This week has been a bit of a surprise. First I got some questions about NHibernate, which I realized I have been blessed from not using since around 2011, then today I got into a small discussion about stored procedures and that it’s viable to let it contain logic. I’m well aware that this is a religious question and that you probably find your self in on camp or the other. Me, I’m more in the camp of no business logic in SPs, but I can see an use-case for it as well. But then again, I’m flexible and try to look at each situation objectively.
Years ago I was in the situation of more or less being responsible for setting the architecture of two projects that both had really tight deadlines. Focus was on pipe-lining data with some cleaning and some aggregation of data. An ETL process. It was two batch oriented systems, where data was processed at given times during each month. Both projects where delivered in time and was providing business value from day one. Technologies where selected with regards taken to staffing and competence in the two projects. The first one was using in SSIS and the second one was a mix between C# and SPs, where all data processing naturally lied in SPs. There was a external party in the organization, wanting us to have used NHibernate instead.
I left the organization and bumped into a friend about a year later. I asked about the health of the systems:
- Friend: “Well there were performance issues.”
- Me: “What?!?!? Where? Why? How?”
- Friend: “Well, not with our stuff, but the peer projects that used NHibernate.”

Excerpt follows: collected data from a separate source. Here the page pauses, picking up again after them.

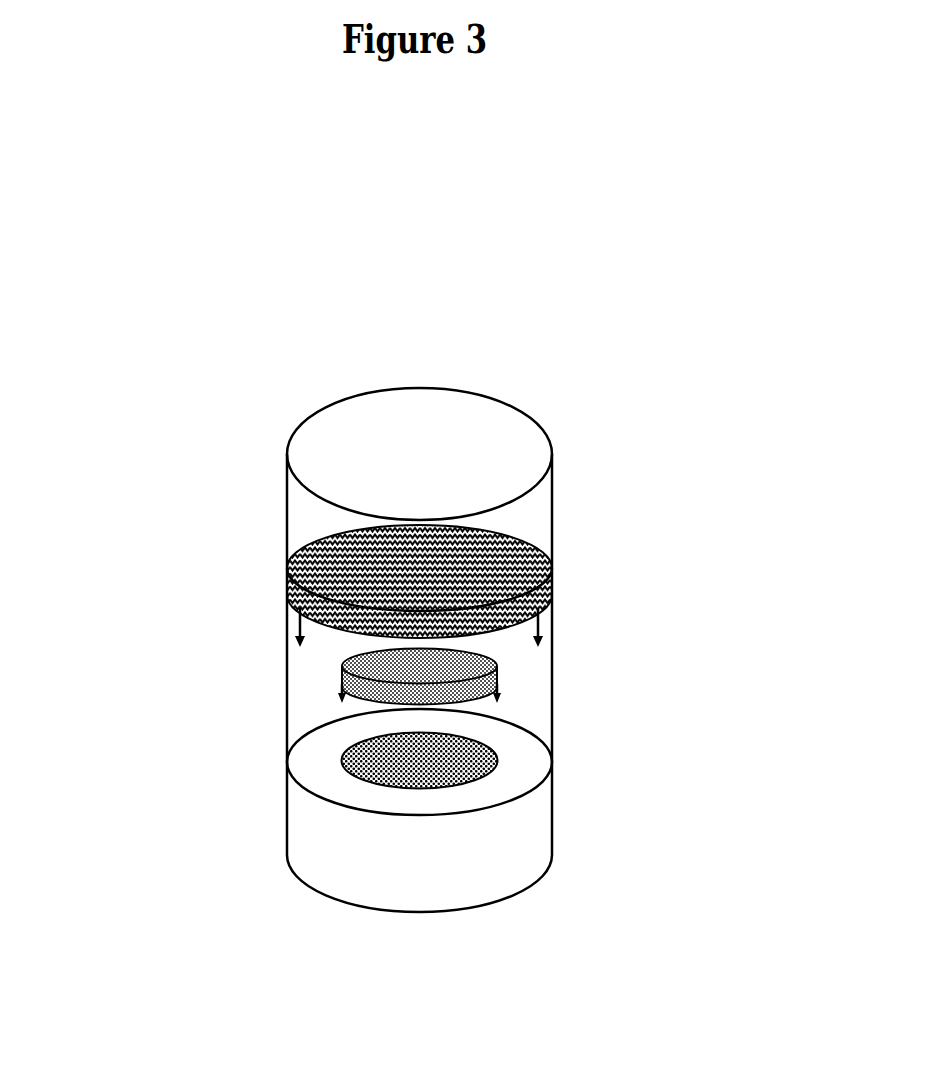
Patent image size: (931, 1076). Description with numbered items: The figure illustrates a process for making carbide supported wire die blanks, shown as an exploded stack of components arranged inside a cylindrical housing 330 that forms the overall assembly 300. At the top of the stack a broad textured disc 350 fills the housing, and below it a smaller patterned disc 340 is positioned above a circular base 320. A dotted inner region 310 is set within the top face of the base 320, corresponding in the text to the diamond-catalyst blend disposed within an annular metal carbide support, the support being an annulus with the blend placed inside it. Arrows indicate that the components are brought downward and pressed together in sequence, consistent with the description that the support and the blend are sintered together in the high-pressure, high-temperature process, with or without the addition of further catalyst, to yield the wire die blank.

The filtration assembly 300 is at (399, 337).
The filter membrane 310 is at (457, 760).
The base support 320 is at (509, 843).
The cylindrical housing 330 is at (275, 665).
The sample disc 340 is at (450, 662).
The porous filter pad 350 is at (482, 582).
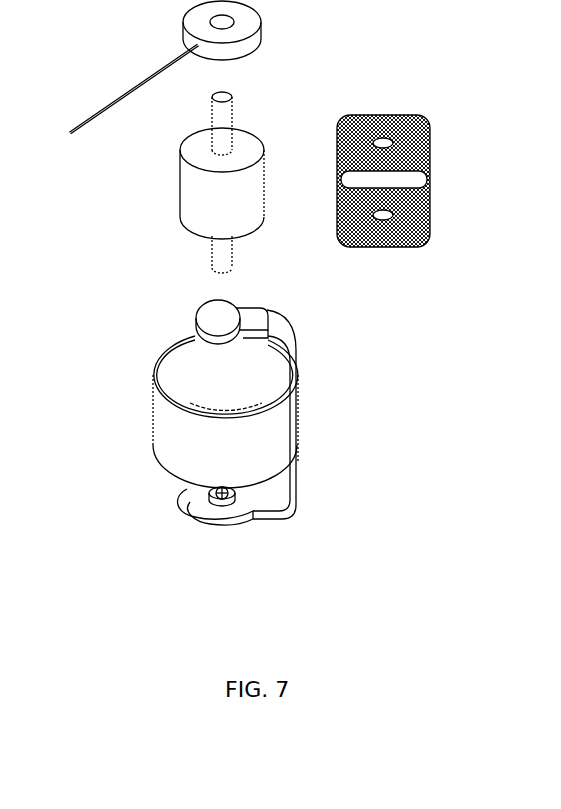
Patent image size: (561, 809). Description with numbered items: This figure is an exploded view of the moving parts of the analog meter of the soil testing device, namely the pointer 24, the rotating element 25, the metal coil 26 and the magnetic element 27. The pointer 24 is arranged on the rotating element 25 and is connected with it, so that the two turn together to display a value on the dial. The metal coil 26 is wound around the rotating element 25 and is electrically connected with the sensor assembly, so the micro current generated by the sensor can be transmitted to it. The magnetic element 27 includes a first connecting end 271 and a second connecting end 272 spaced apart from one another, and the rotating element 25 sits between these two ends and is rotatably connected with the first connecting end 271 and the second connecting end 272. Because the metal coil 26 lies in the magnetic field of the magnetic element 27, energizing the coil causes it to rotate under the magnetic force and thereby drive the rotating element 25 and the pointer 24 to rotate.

The pointer 24 is at (130, 90).
The rotating element 25 is at (195, 183).
The metal coil 26 is at (428, 233).
The magnetic element 27 is at (178, 435).
The first connecting end 271 is at (218, 323).
The second connecting end 272 is at (185, 527).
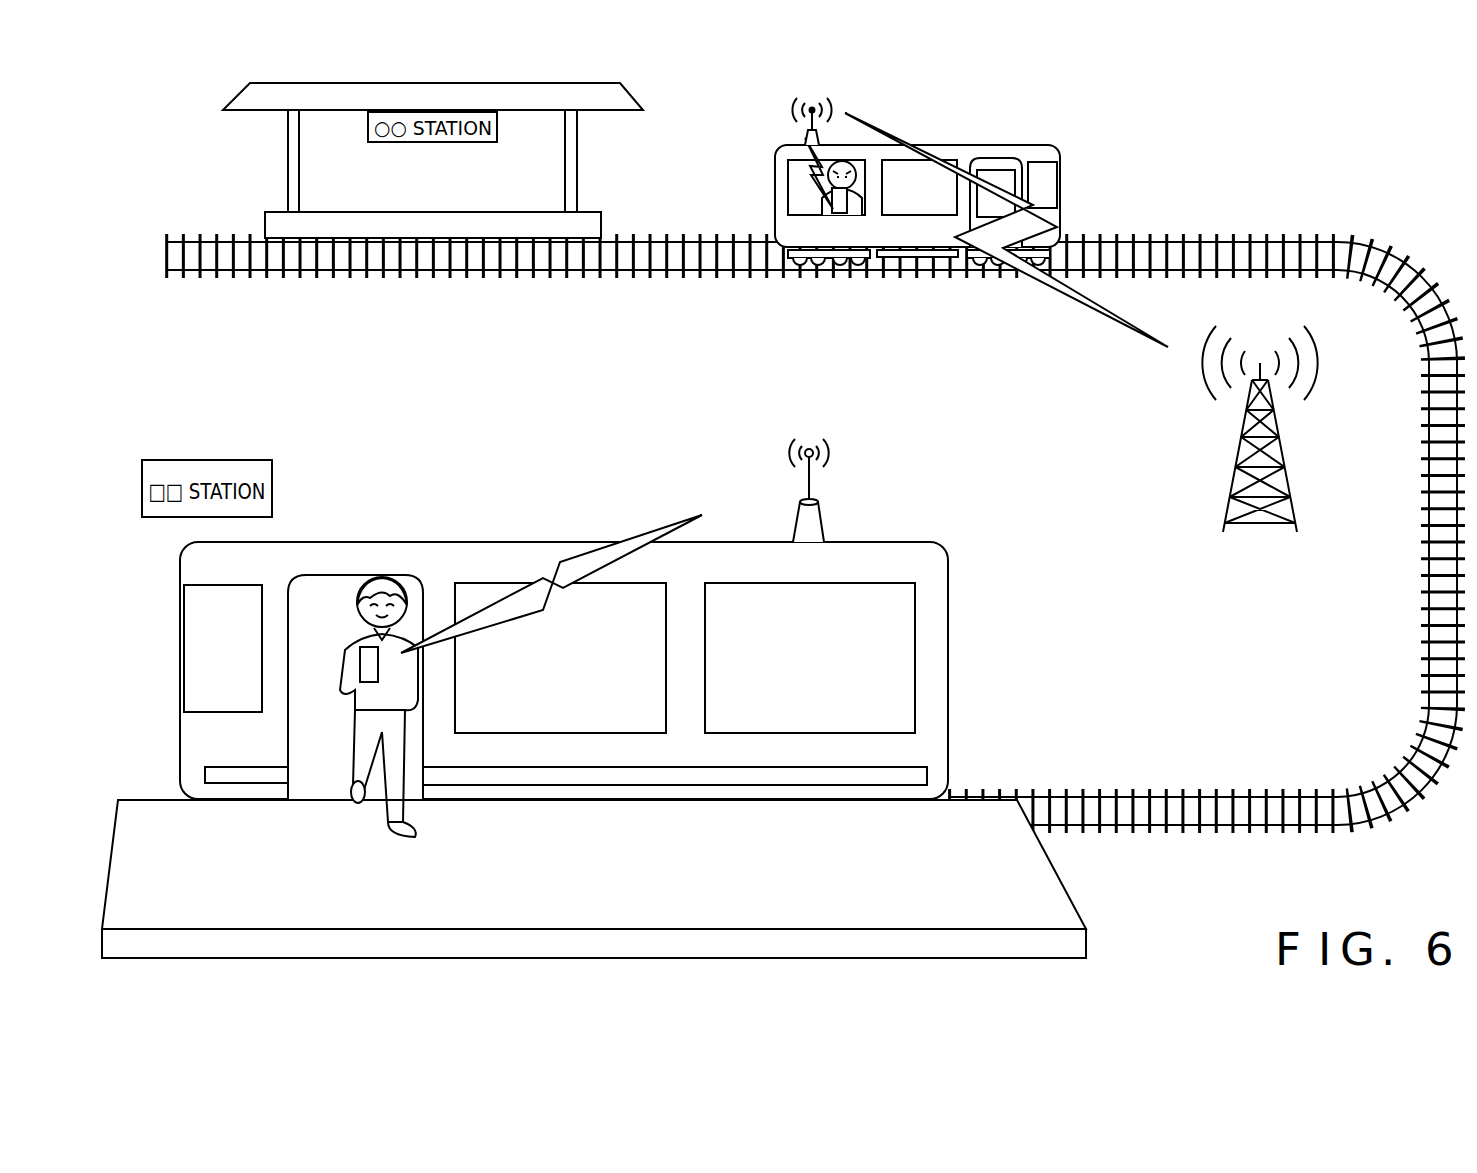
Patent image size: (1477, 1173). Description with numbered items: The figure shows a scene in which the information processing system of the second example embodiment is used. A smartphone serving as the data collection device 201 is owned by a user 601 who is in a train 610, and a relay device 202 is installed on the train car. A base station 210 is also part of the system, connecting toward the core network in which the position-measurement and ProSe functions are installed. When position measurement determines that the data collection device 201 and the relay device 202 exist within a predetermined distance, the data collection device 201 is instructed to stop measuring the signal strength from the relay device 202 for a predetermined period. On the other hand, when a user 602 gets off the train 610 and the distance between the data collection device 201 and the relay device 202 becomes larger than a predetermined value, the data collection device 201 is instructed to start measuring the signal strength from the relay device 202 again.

The data collection device 201 is at (828, 214).
The relay device 202 is at (807, 133).
The base station 210 is at (1260, 513).
The user 601 is at (857, 204).
The user 602 is at (392, 588).
The train 610 is at (502, 556).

Now, this is not about picking on NHibernate, this is about for the context, selecting a proper solution. So with this said, I can understand logic in DBs if it’s part of an ETL process piping lots of data. But when it comes to “one-and-one” business transactions where logic is being kept in the database, that is for me just wrong. Especially if you plan to use that as some sort of shared logic between bounded contexts since this gives you coupling in logic between to contexts that might force one or the other to change. In code this can be handled a lot differently and more importantly be versioned and have a more fine grained testing. When it comes to testing logic in databases, we did this in the above mentioned projects. We had integration and regression tests against our SPs but this merely ensures that the process works. The tests becomes to abstract/high level making them harder to understand and especially when they fail.
Summary
It’s been a couple of years ago now, and I’m not using that stack anymore and my general opinion is to not have logic in SPs. I would look at them as a map-reduce
projecting and aggregating data, perhaps having simple classification of data as well. I would most certainly never use it as a tool for sharing logic and definitely not as an integration hub.